Questions to Ask Your Developer
- Can I update content myself, or do I need you for every change?
- What happens if we stop working together — can I take my site elsewhere?
- How fast will the site load on mobile?
- What are the ongoing costs after launch?
Step 7: The Launch Checklist
Before your site goes live, verify every item on this list:
Technical
- All pages load without errors (check every page, not just the homepage).
- Forms work and deliver submissions to the correct inbox.
- SSL certificate is active (https://, not http://).
- Site loads in under 3 seconds on mobile.
- All links work (no broken links or 404 errors).
- Redirects from old URLs are in place (if redesigning).
- Site works on Chrome, Firefox, Safari, and Edge.

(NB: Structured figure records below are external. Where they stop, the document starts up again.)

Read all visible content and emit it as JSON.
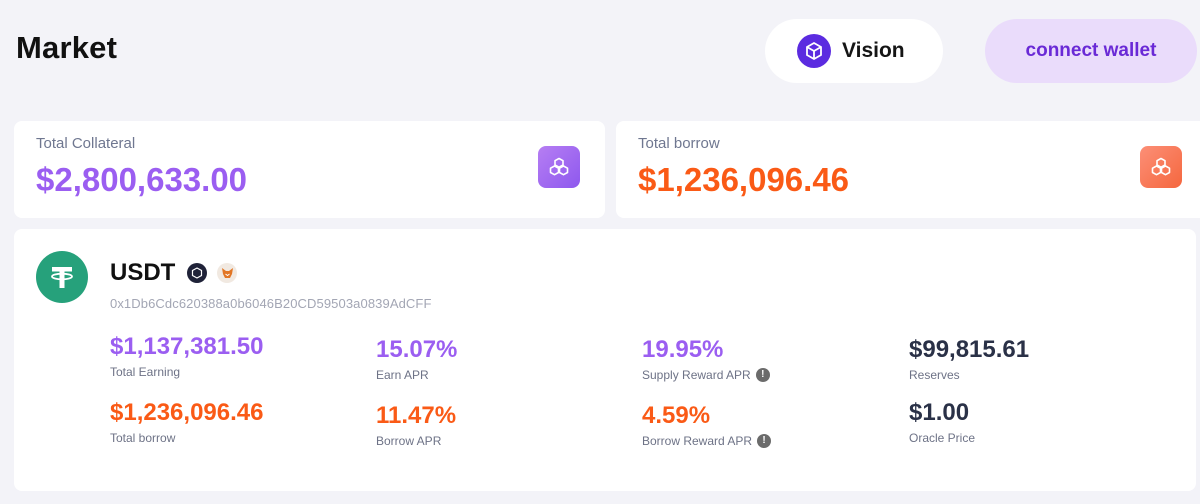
{
  "header": {
    "title": "Market",
    "network_label": "Vision",
    "connect_label": "connect wallet"
  },
  "summary": {
    "collateral": {
      "label": "Total Collateral",
      "value": "$2,800,633.00",
      "icon": "cubes-icon"
    },
    "borrow": {
      "label": "Total borrow",
      "value": "$1,236,096.46",
      "icon": "cubes-icon"
    }
  },
  "asset": {
    "symbol": "USDT",
    "logo_icon": "tether-icon",
    "badges": [
      "vision-network-icon",
      "metamask-fox-icon"
    ],
    "address": "0x1Db6Cdc620388a0b6046B20CD59503a0839AdCFF",
    "metrics": {
      "total_earning": {
        "value": "$1,137,381.50",
        "label": "Total Earning"
      },
      "earn_apr": {
        "value": "15.07%",
        "label": "Earn APR"
      },
      "supply_reward_apr": {
        "value": "19.95%",
        "label": "Supply Reward APR"
      },
      "reserves": {
        "value": "$99,815.61",
        "label": "Reserves"
      },
      "total_borrow": {
        "value": "$1,236,096.46",
        "label": "Total borrow"
      },
      "borrow_apr": {
        "value": "11.47%",
        "label": "Borrow APR"
      },
      "borrow_reward_apr": {
        "value": "4.59%",
        "label": "Borrow Reward APR"
      },
      "oracle_price": {
        "value": "$1.00",
        "label": "Oracle Price"
      }
    },
    "info_glyph": "!"
  },
  "colors": {
    "background": "#f3f3f8",
    "purple_accent": "#9b5ef1",
    "orange_accent": "#fa5a16",
    "dark_value": "#2a3147",
    "connect_bg": "#eadcfb",
    "connect_text": "#6a2ad6",
    "tether_green": "#26a17b"
  }
}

- Site works on iOS and Android devices.
SEO
- Every page has a unique title tag and meta description.
- Images have alt text.
- Sitemap.xml is generated and accessible.
- Robots.txt is configured correctly (not accidentally blocking Google).

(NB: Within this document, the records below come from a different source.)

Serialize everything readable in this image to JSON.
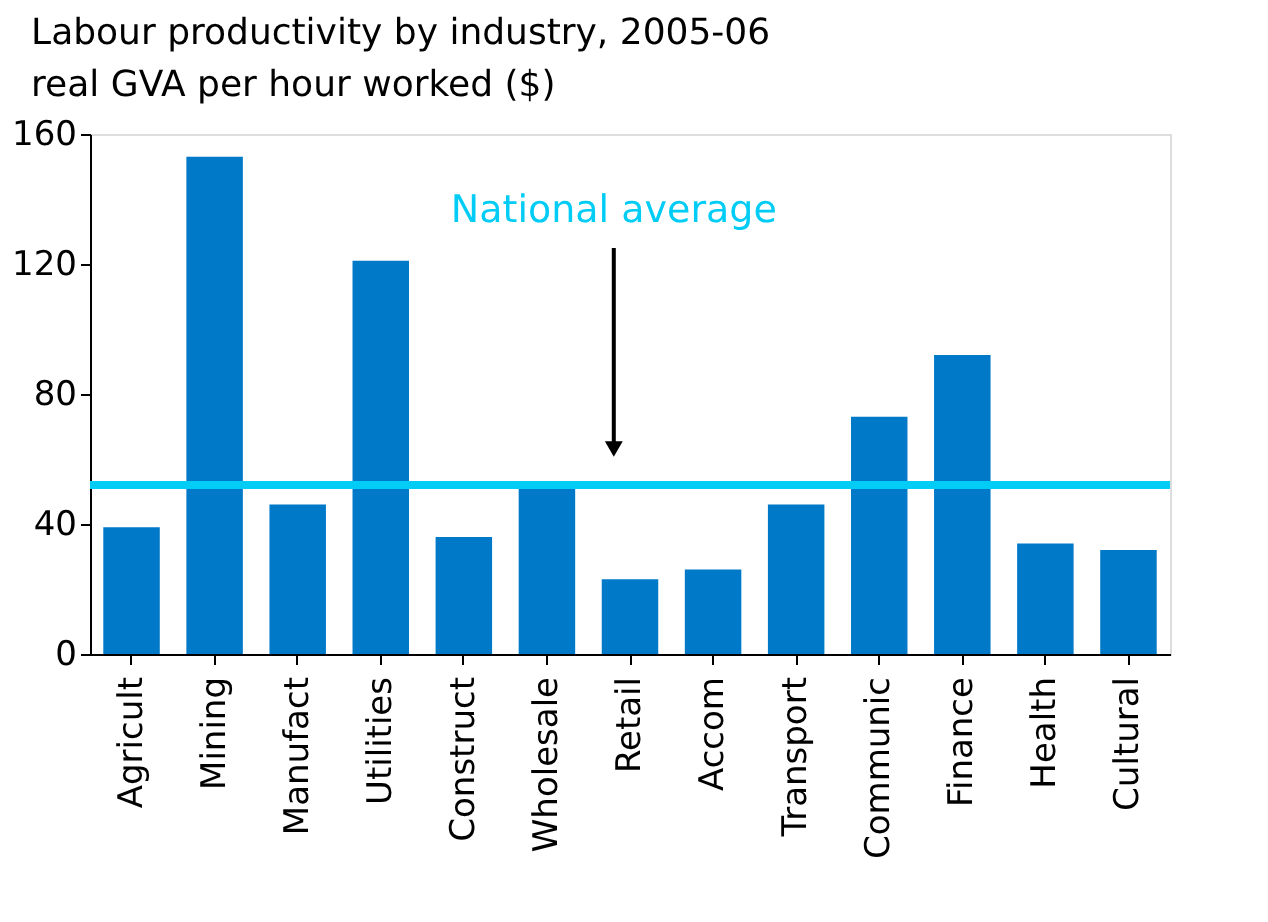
{
  "chart_data": {
    "type": "bar",
    "title": "Labour productivity by industry, 2005-06",
    "subtitle": "real GVA per hour worked ($)",
    "categories": [
      "Agricult",
      "Mining",
      "Manufact",
      "Utilities",
      "Construct",
      "Wholesale",
      "Retail",
      "Accom",
      "Transport",
      "Communic",
      "Finance",
      "Health",
      "Cultural"
    ],
    "values": [
      39,
      153,
      46,
      121,
      36,
      52,
      23,
      26,
      46,
      73,
      92,
      34,
      32
    ],
    "color": "#0079c8",
    "ylim": [
      0,
      160
    ],
    "yticks": [
      0,
      40,
      80,
      120,
      160
    ],
    "ref_lines": [
      {
        "axis": "y",
        "value": 52,
        "label": "National average",
        "color": "#00ccf5"
      }
    ]
  }
}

- Google Analytics is installed and tracking.
- Google Search Console is set up and sitemap submitted.
- Schema markup is in place (LocalBusiness, FAQ, etc.).
Content
- All text is proofread (typos on a new website are embarrassing).
- Contact information is accurate.
- Business hours are correct.
- All images are optimized for web (not 5MB raw photos).
- Legal pages (privacy policy, terms) are in place.
Accessibility
- Text is readable (sufficient contrast, reasonable font sizes).
- Navigation is keyboard accessible.
- Images have descriptive alt text.
- Form fields have labels.
- Focus indicators are visible.
Step 8: Post-Launch Optimization
Launching your website is milestone one, not the finish line. The real work begins after launch.
Week 1: Monitor and Fix
- Watch Google Analytics for unexpected behavior (high bounce rates, broken paths).
- Fix any bugs that surface from real-world usage.
- Verify Google is indexing your pages (check Search Console).
- Test forms again after launch (sometimes deployment changes things).
Month 1: Baseline and Learn
- Establish traffic baselines for comparison.
- Identify top-performing pages and underperformers.
- Gather user feedback (ask customers what they think).
- Begin your content strategy: blog posts, resource pages, guides.
Month 2-3: Optimize
- A/B test key pages (headlines, CTAs, layouts) based on data.
- Improve underperforming pages based on analytics.
- Build backlinks through local directories, partnerships, and content.
- Expand content targeting additional keywords.
Ongoing
- Publish fresh content regularly (blog posts, case studies, updates).
- Keep security patches and platform updates current.
- Review and update content quarterly (outdated content hurts rankings).
- Monitor competitors and adjust strategy as the market evolves.